La maison semble prendre plaisir à sa solitude temporaire. Elle se rajuste après la nuit, désengorgeant ses conduits et faisant craquer ses articulations. Cette digne et mûre créature, avec ses veines de cuivre et ses pieds de bois enfouis dans un lit d'argile, a beaucoup enduré : ballons rebondissant sur ses flancs, portes furieusement claquées, enfants essayant de faire le poirier dans ses couloirs, le poids et les soupirs des appareils ménagers et les mains de plombiers inexpérimentés dans ses entrailles. Une famille de quatre personnes vit sous son toit, ainsi qu'une colonie de fourmis autour des fondations et, au printemps, des nichées de rouges-gorges dans le tuyau de la cheminée. Elle prête aussi l'épaule à un pois de senteur frêle (ou juste indolent) qui s'appuie contre le mur côté jardin, s'offrant à la cour assidue de nombreuses abeilles.
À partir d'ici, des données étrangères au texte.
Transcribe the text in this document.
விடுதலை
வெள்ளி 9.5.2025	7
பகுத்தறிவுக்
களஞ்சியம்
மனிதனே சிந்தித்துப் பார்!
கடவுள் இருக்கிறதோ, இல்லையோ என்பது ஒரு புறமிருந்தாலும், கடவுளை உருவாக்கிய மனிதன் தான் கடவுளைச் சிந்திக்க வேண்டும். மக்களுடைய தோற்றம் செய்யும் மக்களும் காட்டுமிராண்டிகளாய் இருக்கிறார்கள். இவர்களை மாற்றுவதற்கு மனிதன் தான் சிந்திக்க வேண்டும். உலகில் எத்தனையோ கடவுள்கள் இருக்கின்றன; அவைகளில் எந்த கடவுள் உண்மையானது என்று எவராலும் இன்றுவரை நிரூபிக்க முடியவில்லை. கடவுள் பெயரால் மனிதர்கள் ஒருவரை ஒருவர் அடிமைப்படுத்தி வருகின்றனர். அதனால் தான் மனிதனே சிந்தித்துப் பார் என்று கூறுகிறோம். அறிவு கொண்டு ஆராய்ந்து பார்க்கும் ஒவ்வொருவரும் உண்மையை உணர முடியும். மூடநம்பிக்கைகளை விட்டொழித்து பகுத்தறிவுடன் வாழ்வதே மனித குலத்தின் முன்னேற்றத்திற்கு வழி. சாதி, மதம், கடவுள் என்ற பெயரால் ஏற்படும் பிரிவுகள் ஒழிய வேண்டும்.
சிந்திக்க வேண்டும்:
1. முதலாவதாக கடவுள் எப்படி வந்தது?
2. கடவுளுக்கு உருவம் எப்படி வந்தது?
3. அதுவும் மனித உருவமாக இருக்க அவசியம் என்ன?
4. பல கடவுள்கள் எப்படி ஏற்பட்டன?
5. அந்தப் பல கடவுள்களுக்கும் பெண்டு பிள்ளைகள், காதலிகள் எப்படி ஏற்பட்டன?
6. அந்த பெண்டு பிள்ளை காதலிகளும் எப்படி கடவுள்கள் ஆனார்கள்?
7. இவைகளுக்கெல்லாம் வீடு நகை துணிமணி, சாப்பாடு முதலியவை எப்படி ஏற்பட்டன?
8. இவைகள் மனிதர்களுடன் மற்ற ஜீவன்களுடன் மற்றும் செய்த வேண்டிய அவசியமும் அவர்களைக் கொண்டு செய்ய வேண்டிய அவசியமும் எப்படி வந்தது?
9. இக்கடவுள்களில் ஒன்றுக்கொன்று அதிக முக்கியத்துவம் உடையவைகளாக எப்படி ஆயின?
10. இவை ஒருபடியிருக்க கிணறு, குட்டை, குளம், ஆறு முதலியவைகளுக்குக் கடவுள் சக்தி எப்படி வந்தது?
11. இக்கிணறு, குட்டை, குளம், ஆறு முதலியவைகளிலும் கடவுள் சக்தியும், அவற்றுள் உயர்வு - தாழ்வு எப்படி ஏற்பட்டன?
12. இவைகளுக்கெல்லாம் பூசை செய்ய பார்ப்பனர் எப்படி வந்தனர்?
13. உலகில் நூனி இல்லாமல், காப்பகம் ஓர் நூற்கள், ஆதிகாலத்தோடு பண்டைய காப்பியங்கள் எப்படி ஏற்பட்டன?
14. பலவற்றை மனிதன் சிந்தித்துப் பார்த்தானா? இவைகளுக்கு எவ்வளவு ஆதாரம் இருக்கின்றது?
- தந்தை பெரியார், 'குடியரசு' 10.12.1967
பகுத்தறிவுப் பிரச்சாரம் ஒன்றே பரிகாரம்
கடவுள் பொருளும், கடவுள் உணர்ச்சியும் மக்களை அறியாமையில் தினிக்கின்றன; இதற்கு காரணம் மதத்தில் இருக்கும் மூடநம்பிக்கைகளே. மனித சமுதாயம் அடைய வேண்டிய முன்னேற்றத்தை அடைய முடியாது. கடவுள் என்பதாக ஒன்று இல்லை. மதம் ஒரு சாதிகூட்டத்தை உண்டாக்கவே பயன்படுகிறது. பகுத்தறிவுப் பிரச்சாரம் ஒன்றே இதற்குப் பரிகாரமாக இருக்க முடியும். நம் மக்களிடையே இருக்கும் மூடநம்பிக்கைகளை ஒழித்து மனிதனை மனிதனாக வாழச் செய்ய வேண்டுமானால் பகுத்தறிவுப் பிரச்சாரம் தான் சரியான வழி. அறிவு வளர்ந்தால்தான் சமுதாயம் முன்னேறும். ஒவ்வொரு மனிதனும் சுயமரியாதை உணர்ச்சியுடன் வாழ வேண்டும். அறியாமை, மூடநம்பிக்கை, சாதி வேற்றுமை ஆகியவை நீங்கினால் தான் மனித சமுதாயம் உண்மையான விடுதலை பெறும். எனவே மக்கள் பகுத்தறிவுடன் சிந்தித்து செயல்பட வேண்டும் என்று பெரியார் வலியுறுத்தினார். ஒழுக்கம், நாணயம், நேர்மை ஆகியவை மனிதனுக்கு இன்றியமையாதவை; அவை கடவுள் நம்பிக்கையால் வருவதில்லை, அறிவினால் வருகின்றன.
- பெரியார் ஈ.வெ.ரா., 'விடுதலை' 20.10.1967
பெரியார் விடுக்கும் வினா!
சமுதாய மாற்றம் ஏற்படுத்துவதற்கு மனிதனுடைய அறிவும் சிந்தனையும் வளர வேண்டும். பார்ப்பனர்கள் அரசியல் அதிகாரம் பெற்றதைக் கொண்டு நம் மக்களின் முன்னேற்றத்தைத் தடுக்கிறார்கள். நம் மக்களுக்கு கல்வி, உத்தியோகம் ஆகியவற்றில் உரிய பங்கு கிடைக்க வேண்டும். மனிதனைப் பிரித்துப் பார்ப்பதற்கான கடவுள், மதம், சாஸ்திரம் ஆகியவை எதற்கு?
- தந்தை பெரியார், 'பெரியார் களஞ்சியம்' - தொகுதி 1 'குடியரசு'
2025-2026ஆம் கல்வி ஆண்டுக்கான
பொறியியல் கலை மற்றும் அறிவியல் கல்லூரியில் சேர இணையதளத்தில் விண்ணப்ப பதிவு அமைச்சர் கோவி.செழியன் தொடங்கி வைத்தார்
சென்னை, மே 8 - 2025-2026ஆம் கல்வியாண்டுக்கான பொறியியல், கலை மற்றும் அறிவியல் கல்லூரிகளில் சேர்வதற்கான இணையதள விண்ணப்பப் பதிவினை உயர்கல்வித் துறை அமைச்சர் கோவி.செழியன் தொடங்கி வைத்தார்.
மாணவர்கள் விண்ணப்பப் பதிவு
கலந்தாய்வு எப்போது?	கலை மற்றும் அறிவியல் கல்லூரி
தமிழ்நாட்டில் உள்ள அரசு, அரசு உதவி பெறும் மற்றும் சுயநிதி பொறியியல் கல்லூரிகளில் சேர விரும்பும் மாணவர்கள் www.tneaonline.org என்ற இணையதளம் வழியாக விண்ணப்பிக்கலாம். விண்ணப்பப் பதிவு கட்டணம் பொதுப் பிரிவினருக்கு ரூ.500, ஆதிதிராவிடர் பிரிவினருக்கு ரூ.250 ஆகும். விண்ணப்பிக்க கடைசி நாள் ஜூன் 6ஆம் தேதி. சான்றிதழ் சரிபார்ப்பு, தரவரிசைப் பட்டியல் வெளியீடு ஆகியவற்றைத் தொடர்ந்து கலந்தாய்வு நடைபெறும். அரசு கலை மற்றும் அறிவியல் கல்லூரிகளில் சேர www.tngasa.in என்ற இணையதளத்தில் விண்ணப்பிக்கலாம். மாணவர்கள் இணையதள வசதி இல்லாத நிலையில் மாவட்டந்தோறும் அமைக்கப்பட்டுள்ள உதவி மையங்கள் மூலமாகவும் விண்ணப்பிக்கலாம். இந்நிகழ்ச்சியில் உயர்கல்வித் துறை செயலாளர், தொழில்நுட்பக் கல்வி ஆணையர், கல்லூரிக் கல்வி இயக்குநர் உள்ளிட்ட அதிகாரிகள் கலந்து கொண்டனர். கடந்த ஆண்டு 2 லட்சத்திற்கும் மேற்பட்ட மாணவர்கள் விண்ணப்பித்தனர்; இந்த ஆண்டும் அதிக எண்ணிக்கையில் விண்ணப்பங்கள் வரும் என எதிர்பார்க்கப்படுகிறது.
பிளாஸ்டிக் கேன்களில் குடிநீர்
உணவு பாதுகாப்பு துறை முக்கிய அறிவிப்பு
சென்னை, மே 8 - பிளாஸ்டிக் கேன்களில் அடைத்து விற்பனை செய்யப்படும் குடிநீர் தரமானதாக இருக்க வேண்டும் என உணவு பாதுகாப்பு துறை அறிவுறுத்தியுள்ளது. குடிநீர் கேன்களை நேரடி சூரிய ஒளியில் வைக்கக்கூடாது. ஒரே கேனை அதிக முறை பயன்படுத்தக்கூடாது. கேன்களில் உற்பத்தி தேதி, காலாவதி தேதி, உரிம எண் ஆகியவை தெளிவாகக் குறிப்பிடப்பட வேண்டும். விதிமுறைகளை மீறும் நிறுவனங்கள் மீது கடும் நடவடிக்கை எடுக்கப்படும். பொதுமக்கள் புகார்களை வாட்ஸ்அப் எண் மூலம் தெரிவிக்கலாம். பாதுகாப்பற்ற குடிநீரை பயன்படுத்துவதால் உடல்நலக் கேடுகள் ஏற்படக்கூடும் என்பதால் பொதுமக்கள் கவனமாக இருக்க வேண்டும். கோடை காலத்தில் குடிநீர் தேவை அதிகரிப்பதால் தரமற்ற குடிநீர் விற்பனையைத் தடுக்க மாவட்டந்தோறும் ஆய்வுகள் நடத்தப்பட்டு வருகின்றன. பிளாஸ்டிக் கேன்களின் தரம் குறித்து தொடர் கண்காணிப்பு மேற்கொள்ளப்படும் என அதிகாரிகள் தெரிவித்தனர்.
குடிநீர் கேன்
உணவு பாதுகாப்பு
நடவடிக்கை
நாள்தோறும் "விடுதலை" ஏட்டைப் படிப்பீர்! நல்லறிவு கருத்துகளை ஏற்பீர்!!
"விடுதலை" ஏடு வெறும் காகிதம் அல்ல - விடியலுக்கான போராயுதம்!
La maison est devenue un témoin bien informé. Elle a été complice d'amours adolescentes, elle a regardé des enfants faire leurs devoirs, elle a observé des bébés emmaillotés tout juste arrivés de la maternité, elle a été surprise au milieu de la nuit par des conciliabules chuchotes dans la cuisine. Elle a vécu des soirées d'hiver où ses fenêtres étaient aussi froides que des sacs de pois gelés, et des crépuscules d'été où ses murs de brique étaient encore aussi chauds que du pain sortant du four.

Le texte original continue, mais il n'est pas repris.